Partner benefits packages are one part of a broader partner ecosystem that includes designations, specializations, incentives, and co-selling opportunities. While designations and specializations help you signal your technical capability and customer success in certain solution areas, the benefits packages give you the day-to-day tools and support to actually build and deliver those solutions. As you move up in the partner ecosystem, earning solutions partner designations or specializations, the way you use your benefits tends to mature as well: internal environments become more standardized, internal training becomes more structured, and you lean more on advanced workloads and support options. In many cases, the combination of a benefits package plus a designation or specialization makes you more attractive for collaboration, whether that is with Microsoft field teams, distributors, or other partners. By making sure your benefits package matches your program ambitions, you create a consistent story: your capabilities, your internal readiness, and your official recognition all line up. 

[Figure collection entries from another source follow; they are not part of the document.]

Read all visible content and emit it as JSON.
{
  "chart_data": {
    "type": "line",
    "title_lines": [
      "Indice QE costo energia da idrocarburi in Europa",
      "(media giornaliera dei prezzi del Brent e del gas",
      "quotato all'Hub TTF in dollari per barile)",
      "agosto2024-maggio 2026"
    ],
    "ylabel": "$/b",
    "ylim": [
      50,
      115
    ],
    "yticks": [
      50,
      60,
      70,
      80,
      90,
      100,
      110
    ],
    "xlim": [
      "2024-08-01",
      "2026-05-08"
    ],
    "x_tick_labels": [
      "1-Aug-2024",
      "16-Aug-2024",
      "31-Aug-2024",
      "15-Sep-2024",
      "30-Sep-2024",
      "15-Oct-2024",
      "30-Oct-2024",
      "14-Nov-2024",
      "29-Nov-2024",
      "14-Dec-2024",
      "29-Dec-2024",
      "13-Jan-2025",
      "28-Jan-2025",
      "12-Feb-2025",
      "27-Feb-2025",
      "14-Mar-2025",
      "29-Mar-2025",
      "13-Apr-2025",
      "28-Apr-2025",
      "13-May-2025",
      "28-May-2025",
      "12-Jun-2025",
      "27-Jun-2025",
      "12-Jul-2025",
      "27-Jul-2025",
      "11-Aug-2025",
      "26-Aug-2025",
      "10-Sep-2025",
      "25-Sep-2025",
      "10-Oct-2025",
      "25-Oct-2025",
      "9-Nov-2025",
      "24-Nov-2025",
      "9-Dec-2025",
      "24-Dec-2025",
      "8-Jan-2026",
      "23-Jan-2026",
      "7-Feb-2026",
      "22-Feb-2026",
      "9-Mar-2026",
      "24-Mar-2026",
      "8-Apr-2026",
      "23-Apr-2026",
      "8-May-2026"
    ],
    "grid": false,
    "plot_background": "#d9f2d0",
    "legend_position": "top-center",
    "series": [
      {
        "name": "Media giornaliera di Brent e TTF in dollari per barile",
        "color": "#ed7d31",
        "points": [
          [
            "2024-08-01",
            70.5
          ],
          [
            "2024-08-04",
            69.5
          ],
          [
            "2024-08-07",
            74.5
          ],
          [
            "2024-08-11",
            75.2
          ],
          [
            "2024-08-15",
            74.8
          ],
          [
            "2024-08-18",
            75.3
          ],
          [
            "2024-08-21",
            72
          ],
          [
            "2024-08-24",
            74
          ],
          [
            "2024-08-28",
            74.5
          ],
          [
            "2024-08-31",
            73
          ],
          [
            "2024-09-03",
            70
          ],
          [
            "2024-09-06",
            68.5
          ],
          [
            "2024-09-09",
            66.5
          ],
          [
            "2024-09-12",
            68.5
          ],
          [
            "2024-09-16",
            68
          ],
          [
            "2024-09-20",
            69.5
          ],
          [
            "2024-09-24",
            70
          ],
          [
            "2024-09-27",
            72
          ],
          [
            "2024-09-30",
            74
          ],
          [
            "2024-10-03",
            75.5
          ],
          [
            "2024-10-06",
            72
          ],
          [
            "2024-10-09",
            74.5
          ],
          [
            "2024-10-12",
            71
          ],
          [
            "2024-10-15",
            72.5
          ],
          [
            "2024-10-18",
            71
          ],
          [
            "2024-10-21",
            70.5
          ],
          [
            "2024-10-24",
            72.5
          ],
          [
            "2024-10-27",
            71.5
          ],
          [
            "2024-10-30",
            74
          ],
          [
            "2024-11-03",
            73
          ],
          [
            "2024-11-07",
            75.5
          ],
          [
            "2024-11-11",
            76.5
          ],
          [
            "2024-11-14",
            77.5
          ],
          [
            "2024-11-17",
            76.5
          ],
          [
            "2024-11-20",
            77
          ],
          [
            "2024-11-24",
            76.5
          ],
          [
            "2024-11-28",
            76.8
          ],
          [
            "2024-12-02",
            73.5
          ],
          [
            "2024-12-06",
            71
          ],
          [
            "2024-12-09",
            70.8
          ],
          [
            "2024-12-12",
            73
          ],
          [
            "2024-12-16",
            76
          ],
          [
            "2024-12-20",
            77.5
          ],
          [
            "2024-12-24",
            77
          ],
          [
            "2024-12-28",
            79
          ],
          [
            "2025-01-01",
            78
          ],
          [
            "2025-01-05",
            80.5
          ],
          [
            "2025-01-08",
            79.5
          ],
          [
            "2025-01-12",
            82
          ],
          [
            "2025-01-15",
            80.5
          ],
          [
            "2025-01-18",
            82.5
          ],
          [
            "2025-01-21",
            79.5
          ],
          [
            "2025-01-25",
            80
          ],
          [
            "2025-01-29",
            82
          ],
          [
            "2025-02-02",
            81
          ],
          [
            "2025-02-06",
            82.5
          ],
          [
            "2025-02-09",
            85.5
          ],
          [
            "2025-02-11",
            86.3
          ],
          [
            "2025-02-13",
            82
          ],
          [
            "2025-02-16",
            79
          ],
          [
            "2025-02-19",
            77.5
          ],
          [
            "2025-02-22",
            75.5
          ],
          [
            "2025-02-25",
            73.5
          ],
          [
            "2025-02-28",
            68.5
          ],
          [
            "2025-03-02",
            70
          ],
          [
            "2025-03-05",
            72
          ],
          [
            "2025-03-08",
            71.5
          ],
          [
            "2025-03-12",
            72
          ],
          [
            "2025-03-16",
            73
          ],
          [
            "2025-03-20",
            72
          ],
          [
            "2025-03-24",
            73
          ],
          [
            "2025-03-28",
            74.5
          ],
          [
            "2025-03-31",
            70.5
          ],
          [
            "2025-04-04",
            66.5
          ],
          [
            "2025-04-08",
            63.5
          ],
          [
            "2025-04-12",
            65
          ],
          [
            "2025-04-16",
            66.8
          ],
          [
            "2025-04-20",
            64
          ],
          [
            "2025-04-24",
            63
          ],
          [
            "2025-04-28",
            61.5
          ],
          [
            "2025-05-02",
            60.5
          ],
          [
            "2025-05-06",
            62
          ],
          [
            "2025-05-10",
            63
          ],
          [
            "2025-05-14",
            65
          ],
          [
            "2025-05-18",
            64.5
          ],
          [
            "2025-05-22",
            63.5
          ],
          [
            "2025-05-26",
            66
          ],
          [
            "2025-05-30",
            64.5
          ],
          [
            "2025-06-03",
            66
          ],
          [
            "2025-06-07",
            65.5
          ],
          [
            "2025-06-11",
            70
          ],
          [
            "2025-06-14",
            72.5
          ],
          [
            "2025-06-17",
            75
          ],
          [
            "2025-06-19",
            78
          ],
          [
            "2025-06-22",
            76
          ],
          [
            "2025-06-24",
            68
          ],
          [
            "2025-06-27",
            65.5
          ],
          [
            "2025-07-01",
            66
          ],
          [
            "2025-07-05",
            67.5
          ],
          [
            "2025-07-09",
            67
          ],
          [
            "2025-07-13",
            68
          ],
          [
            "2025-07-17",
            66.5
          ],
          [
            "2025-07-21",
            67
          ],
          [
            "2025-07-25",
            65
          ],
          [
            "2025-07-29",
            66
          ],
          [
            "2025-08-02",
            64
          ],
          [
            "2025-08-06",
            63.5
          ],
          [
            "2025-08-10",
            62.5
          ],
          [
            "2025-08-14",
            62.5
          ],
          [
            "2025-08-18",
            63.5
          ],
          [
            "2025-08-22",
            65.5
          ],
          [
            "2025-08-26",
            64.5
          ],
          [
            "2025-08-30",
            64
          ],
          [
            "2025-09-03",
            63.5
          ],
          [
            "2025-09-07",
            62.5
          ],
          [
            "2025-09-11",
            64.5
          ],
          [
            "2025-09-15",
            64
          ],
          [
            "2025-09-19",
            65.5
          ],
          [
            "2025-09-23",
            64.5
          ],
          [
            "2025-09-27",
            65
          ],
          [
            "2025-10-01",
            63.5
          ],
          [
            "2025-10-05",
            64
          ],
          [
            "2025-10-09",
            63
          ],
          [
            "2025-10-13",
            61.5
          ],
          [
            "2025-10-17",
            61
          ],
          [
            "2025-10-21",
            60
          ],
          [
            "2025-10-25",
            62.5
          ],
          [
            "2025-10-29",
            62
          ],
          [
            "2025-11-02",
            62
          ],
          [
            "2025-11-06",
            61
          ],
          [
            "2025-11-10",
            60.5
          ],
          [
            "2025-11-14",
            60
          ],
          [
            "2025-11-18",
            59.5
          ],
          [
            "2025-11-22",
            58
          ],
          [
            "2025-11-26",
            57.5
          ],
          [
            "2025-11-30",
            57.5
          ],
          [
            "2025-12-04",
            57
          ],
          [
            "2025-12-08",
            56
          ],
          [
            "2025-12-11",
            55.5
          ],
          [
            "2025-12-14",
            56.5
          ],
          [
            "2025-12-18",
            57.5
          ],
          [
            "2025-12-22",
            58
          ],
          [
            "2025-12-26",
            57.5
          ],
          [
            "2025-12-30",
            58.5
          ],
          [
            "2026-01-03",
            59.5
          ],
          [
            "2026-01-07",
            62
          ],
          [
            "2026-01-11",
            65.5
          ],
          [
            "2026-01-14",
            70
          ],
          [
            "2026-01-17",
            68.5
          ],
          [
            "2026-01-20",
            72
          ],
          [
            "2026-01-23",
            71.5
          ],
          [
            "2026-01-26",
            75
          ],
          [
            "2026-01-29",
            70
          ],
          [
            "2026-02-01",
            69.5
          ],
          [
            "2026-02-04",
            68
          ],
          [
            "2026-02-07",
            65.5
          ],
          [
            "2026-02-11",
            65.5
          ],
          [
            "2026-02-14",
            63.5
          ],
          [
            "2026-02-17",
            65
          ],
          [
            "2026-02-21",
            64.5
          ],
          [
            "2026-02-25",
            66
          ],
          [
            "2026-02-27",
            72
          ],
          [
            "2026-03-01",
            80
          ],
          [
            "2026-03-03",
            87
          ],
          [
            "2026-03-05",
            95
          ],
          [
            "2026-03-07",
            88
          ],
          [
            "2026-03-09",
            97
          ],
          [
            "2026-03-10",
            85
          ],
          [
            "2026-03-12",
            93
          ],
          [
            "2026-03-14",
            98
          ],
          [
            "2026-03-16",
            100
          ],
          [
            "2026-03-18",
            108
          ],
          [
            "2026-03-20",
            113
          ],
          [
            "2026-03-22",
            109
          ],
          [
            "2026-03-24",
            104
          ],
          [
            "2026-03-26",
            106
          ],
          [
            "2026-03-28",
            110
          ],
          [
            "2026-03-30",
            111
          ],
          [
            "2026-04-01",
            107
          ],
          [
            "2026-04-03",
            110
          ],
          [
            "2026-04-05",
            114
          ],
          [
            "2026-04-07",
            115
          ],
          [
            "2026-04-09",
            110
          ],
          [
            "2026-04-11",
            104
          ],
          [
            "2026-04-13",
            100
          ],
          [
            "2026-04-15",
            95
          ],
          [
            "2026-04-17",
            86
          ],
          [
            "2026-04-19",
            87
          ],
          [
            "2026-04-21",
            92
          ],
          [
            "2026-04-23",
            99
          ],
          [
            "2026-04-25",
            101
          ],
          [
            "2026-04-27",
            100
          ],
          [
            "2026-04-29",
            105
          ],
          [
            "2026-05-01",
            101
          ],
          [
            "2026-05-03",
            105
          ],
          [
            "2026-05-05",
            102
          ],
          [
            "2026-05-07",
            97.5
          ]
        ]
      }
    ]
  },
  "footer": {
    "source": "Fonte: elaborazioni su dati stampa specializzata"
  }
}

Azure credits included in partner benefits packages are more than a nice-to-have budget line; they are often the engine for innovation and experimentation inside your practice. Partners commonly use these credits to build sandbox environments where they can test reference architectures, explore new services, or validate performance and security assumptions before going to a customer with a proposal. They are also ideal for building internal tools, like automation scripts, dashboards, or monitoring setups, that make your services more efficient or differentiated. For presales, Azure credits enable short-lived proof-of-concept deployments that show customers what is possible without forcing them to commit resources too early. When used intentionally, these credits can help you refine offers, reduce risk in complex projects, and cultivate a culture where technical teams feel free to experiment with new capabilities. The key is to treat them as strategic fuel rather than just free spend: plan how you will use them, so they directly support your pipeline and delivery roadmap. 

A major, often underestimated value of partner benefits packages is how they enable continuous learning inside your organization. Your team gets access to real, fully functional product environments that they can explore deeply, break safely, and rebuild without jeopardizing customer systems. That translates into more hands-on experience with new features, architectures, and best practices than you would get from training alone. Because the packages sit within a wider ecosystem of learning resources and partner communities, your staff can also follow structured skilling paths and then immediately apply what they learn in the internal environment. Over time, this combination of training plus real-world lab access shortens the ramp-up time for new hires, helps senior staff stay current with evolving capabilities, and gives everyone a shared platform for knowledge sharing and experimentation. In a world where AI, security, and cloud services change constantly, that built-in learning environment is a significant strategic advantage. 

Before you select or switch packages, it helps to do a short internal review so you make a deliberate, not reactive, choice. Start by mapping who in your organization actually needs hands-on access to Microsoft products, sales, presales, delivery, support, and internal operations, and what they use today. Then, list the solution areas you are committed to focusing on in the next year, such as security, AI, cloud infrastructure, or business applications, and note which internal gaps are slowing you down: lack of demo environments, limited Azure capacity, or insufficient training space. It is also useful to look at your pipeline and current projects to understand whether your biggest pain is experimentation, presales design, delivery risk, or scale. With that information, you can evaluate packages based on which one removes the most friction rather than which one simply looks impressive on paper. Finally, set expectations with your team: define how you will use the new benefits, who will own the environmentsand how you will measure whether the package is actually helping your practice grow.